‘Super-regulars’: Inside the special treatment exclusively for frequent diners

Cumming: Super-regulars are the customers who will go to a restaurant dozens if not hundreds of times
Cumming: Super-regulars are the customers who will go to a restaurant dozens if not hundreds of times - Getty

It is an axiom of eating out that the best restaurants are the ones you go to most often. If the restaurant is any good, whatever you might lose in variety, you make up for in preferential treatment: better tables, more attentive service, free drinks and dishes from the kitchen.

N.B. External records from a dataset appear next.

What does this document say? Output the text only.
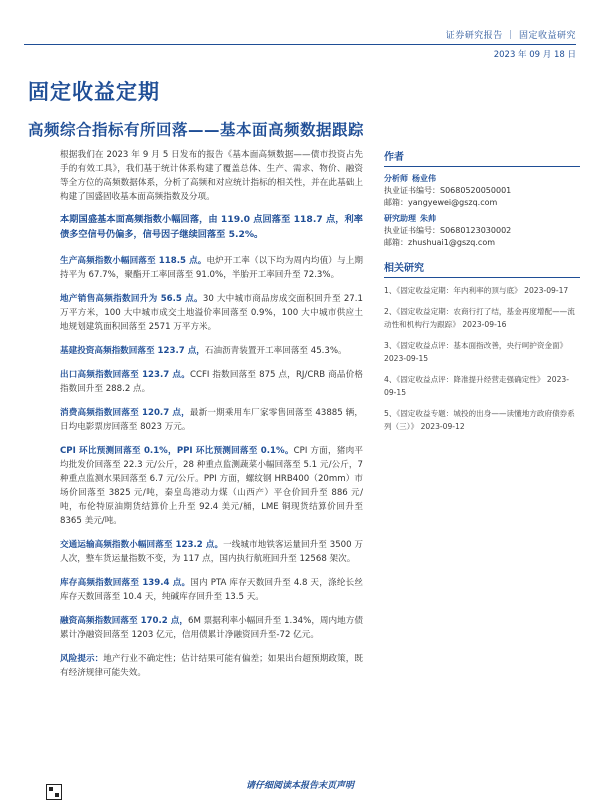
证券研究报告 ｜ 固定收益研究
2023 年 09 月 18 日
固定收益定期
高频综合指标有所回落——基本面高频数据跟踪

根据我们在 2023 年 9 月 5 日发布的报告《基本面高频数据——债市投资占先手的有效工具》，我们基于统计体系构建了覆盖总体、生产、需求、物价、融资等全方位的高频数据体系，分析了高频和对应统计指标的相关性，并在此基础上构建了国盛固收基本面高频指数及分项。

本期国盛基本面高频指数小幅回落，由 119.0 点回落至 118.7 点，利率债多空信号仍偏多，信号因子继续回落至 5.2%。

生产高频指数小幅回落至 118.5 点。电炉开工率（以下均为周内均值）与上期持平为 67.7%，聚酯开工率回落至 91.0%，半胎开工率回升至 72.3%。

地产销售高频指数回升为 56.5 点。30 大中城市商品房成交面积回升至 27.1 万平方米，100 大中城市成交土地溢价率回落至 0.9%，100 大中城市供应土地规划建筑面积回落至 2571 万平方米。

基建投资高频指数回落至 123.7 点，石油沥青装置开工率回落至 45.3%。

出口高频指数回落至 123.7 点。CCFI 指数回落至 875 点，RJ/CRB 商品价格指数回升至 288.2 点。

消费高频指数回落至 120.7 点，最新一期乘用车厂家零售回落至 43885 辆，日均电影票房回落至 8023 万元。

CPI 环比预测回落至 0.1%，PPI 环比预测回落至 0.1%。CPI 方面，猪肉平均批发价回落至 22.3 元/公斤，28 种重点监测蔬菜小幅回落至 5.1 元/公斤，7 种重点监测水果回落至 6.7 元/公斤。PPI 方面，螺纹钢 HRB400（20mm）市场价回落至 3825 元/吨，秦皇岛港动力煤（山西产）平仓价回升至 886 元/吨，布伦特原油期货结算价上升至 92.4 美元/桶，LME 铜现货结算价回升至 8365 美元/吨。

交通运输高频指数小幅回落至 123.2 点。一线城市地铁客运量回升至 3500 万人次，整车货运量指数不变，为 117 点，国内执行航班回升至 12568 架次。

库存高频指数回落至 139.4 点。国内 PTA 库存天数回升至 4.8 天，涤纶长丝库存天数回落至 10.4 天，纯碱库存回升至 13.5 天。

融资高频指数回落至 170.2 点，6M 票据利率小幅回升至 1.34%，周内地方债累计净融资回落至 1203 亿元，信用债累计净融资回升至-72 亿元。

风险提示：地产行业不确定性；估计结果可能有偏差；如果出台超预期政策，既有经济规律可能失效。

作者
分析师 杨业伟
执业证书编号：S0680520050001
邮箱：yangyewei@gszq.com
研究助理 朱帅
执业证书编号：S0680123030002
邮箱：zhushuai1@gszq.com
相关研究
1、《固定收益定期：年内利率的顶与底》 2023-09-17
2、《固定收益定期：农商行打了结，基金再度增配——流动性和机构行为跟踪》 2023-09-16
3、《固定收益点评：基本面指改善，央行呵护资金面》 2023-09-15
4、《固定收益点评：降准提升经营走强确定性》 2023-09-15
5、《固定收益专题：城投的出身——读懂地方政府债券系列（三）》 2023-09-12
请仔细阅读本报告末页声明
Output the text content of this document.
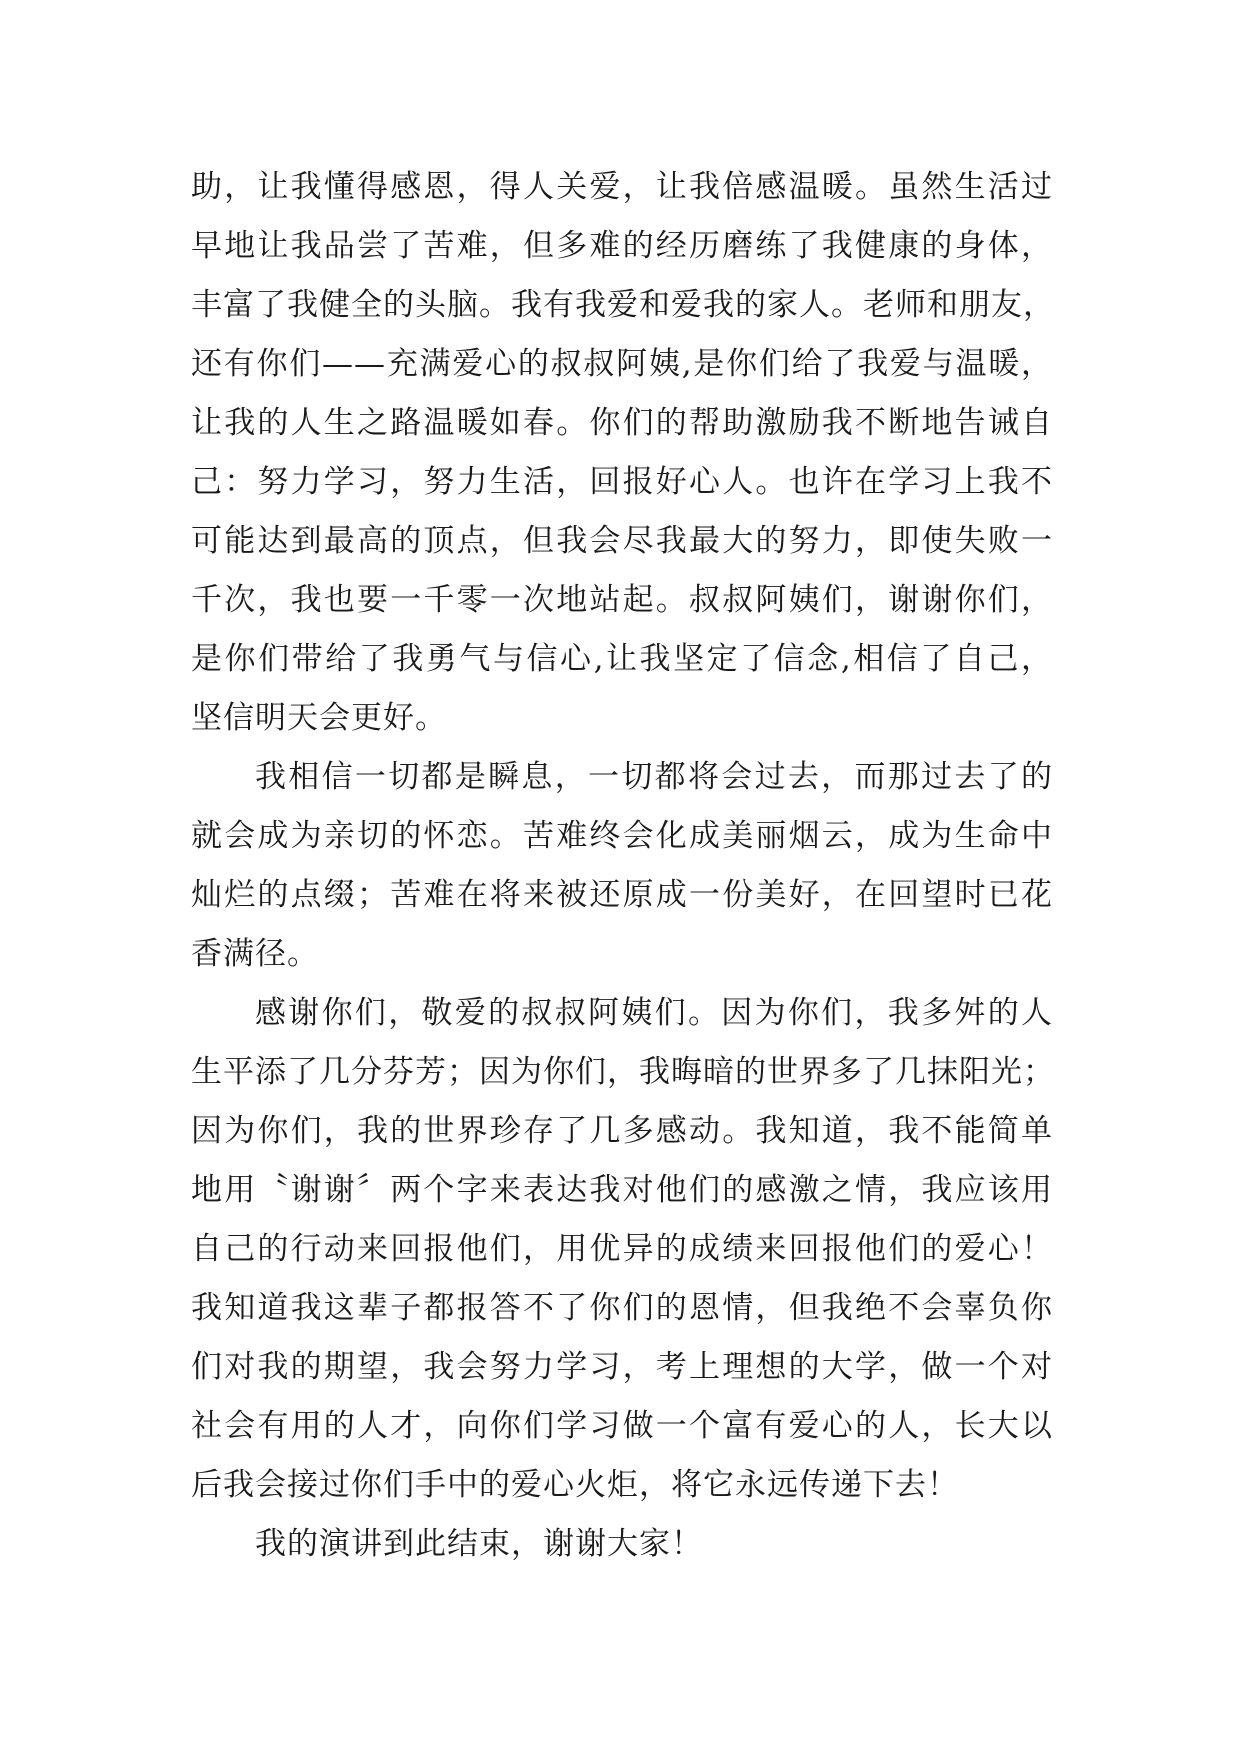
助，让我懂得感恩，得人关爱，让我倍感温暖。虽然生活过
早地让我品尝了苦难，但多难的经历磨练了我健康的身体，
丰富了我健全的头脑。我有我爱和爱我的家人。老师和朋友，
还有你们——充满爱心的叔叔阿姨,是你们给了我爱与温暖，
让我的人生之路温暖如春。你们的帮助激励我不断地告诫自
己：努力学习，努力生活，回报好心人。也许在学习上我不
可能达到最高的顶点，但我会尽我最大的努力，即使失败一
千次，我也要一千零一次地站起。叔叔阿姨们，谢谢你们，
是你们带给了我勇气与信心,让我坚定了信念,相信了自己，
坚信明天会更好。
我相信一切都是瞬息，一切都将会过去，而那过去了的
就会成为亲切的怀恋。苦难终会化成美丽烟云，成为生命中
灿烂的点缀；苦难在将来被还原成一份美好，在回望时已花
香满径。
感谢你们，敬爱的叔叔阿姨们。因为你们，我多舛的人
生平添了几分芬芳；因为你们，我晦暗的世界多了几抹阳光；
因为你们，我的世界珍存了几多感动。我知道，我不能简单
地用〝谢谢〞两个字来表达我对他们的感激之情，我应该用
自己的行动来回报他们，用优异的成绩来回报他们的爱心！
我知道我这辈子都报答不了你们的恩情，但我绝不会辜负你
们对我的期望，我会努力学习，考上理想的大学，做一个对
社会有用的人才，向你们学习做一个富有爱心的人，长大以
后我会接过你们手中的爱心火炬，将它永远传递下去！
我的演讲到此结束，谢谢大家！
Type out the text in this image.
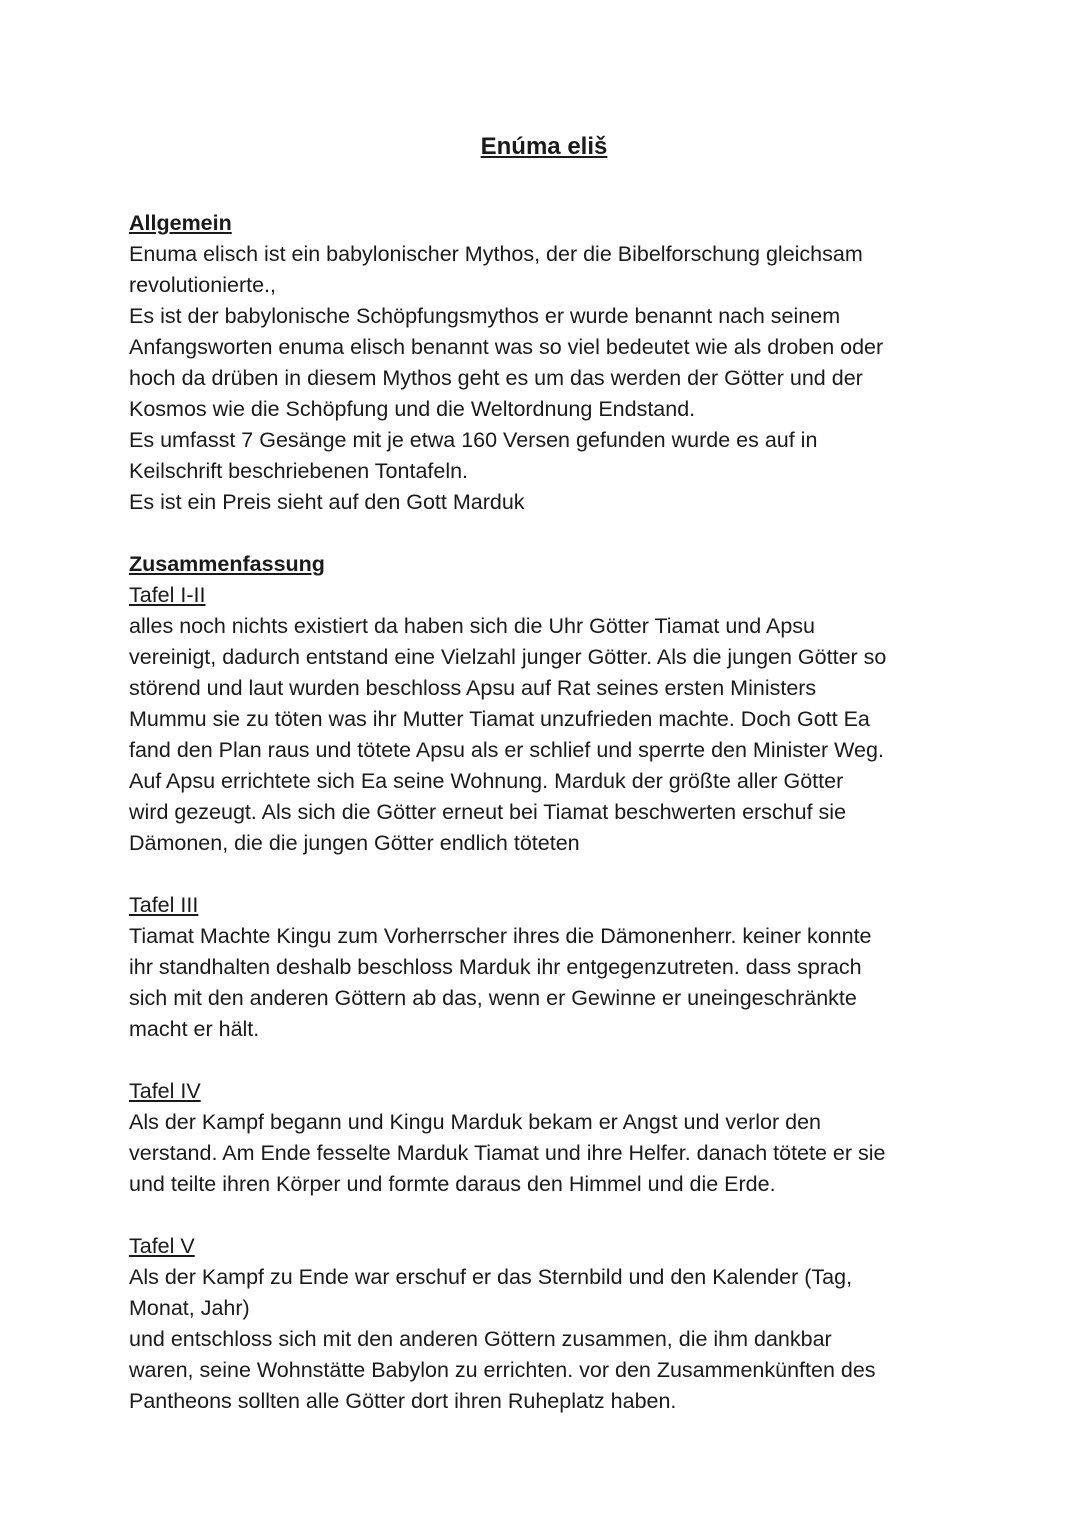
Enúma eliš
Allgemein
Enuma elisch ist ein babylonischer Mythos, der die Bibelforschung gleichsam
revolutionierte.,
Es ist der babylonische Schöpfungsmythos er wurde benannt nach seinem
Anfangsworten enuma elisch benannt was so viel bedeutet wie als droben oder
hoch da drüben in diesem Mythos geht es um das werden der Götter und der
Kosmos wie die Schöpfung und die Weltordnung Endstand.
Es umfasst 7 Gesänge mit je etwa 160 Versen gefunden wurde es auf in
Keilschrift beschriebenen Tontafeln.
Es ist ein Preis sieht auf den Gott Marduk
Zusammenfassung
Tafel I-II
alles noch nichts existiert da haben sich die Uhr Götter Tiamat und Apsu
vereinigt, dadurch entstand eine Vielzahl junger Götter. Als die jungen Götter so
störend und laut wurden beschloss Apsu auf Rat seines ersten Ministers
Mummu sie zu töten was ihr Mutter Tiamat unzufrieden machte. Doch Gott Ea
fand den Plan raus und tötete Apsu als er schlief und sperrte den Minister Weg.
Auf Apsu errichtete sich Ea seine Wohnung. Marduk der größte aller Götter
wird gezeugt. Als sich die Götter erneut bei Tiamat beschwerten erschuf sie
Dämonen, die die jungen Götter endlich töteten
Tafel III
Tiamat Machte Kingu zum Vorherrscher ihres die Dämonenherr. keiner konnte
ihr standhalten deshalb beschloss Marduk ihr entgegenzutreten. dass sprach
sich mit den anderen Göttern ab das, wenn er Gewinne er uneingeschränkte
macht er hält.
Tafel IV
Als der Kampf begann und Kingu Marduk bekam er Angst und verlor den
verstand. Am Ende fesselte Marduk Tiamat und ihre Helfer. danach tötete er sie
und teilte ihren Körper und formte daraus den Himmel und die Erde.
Tafel V
Als der Kampf zu Ende war erschuf er das Sternbild und den Kalender (Tag,
Monat, Jahr)
und entschloss sich mit den anderen Göttern zusammen, die ihm dankbar
waren, seine Wohnstätte Babylon zu errichten. vor den Zusammenkünften des
Pantheons sollten alle Götter dort ihren Ruheplatz haben.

Some diners take this to extremes. If restaurants are fond of their regulars, they adore their super-regulars. These are the customers who will go to a restaurant again and again, dozens if not hundreds of times. They will know the staff as well as they know their own family and be so familiar with the menu they could recite it on command. And these aren’t end-of-the-road cafés where you might expect regular business, but true destinations.

‘There are a couple of levels of regulars,’ says Will Beckett, co-founder of the steak group Hawksmoor. ‘Super-regulars are a tiny percentage of your customers, but not necessarily a tiny percentage of your revenue. We refer to them as a family, those people who come in all the time.

‘All of our restaurants will have between five and 30 people who they know by name. They know their family, the customer will have had everything and know everything inside out. The teams will go out of their way to be nice to them, and the customers will go out of their way to be nice to the staff.’

They also keep staff on their toes when it comes to the menu: as they will naturally try everything, you must ensure that even the less frequently ordered items are up to scratch.

Each Hawskmoor restaurant has between five and 30 regulars known by name, says the group's founder
Each Hawskmoor restaurant has between five and 30 regulars known by name, says the group's founder - Getty

One Hawksmoor diehard is Professor Dominic Regan, a lawyer. ‘I would say that, over a year, I go at least once a fortnight,’ he explains, a number all the more impressive considering he lives in Bristol and his nearest Hawksmoor restaurant is in London. ‘Being a regular pays a big dividend.’

He doesn’t have a steak every time, he adds. He mixes it up with fish and vegetables. ‘Once they had taken a beetroot salad off [the menu]. I mentioned it and the next time I went, it was back on. Another time I’d had a horrible journey down from Manchester. When I got to reception, they came down with a glass of Champagne on the house and said, “I think you need this.”’

If the professor’s Hawksmoor habit sounds expensive, it is positively cheap compared to some. For most diners, a trip to Moor Hall, Mark Birchall’s two-Michelin-star restaurant in Ormskirk, Lancashire, where dinner – a tasting menu – costs £225 before drinks, would be a rare treat.

Not for one of Birchall’s super-regulars, who has made around 60 trips to Moor Hall and the same again for The Barn, which is its more accessible à la carte sister restaurant. Birchall estimates the customer has spent well over £40,000 in total.

‘It’s lovely,’ he says. ‘They are the real VIPs, the people who come back. You spend an extra few minutes talking to them. He has become a good friend.’

For Will Beckett, as for other restaurateurs, the vital question is how to elevate your customers to this hallowed status. ‘The assumption is that if someone turns up often enough, you start treating them like a regular. In fact, it’s the other way around. When you start treating them like a regular, then they start turning up more often.’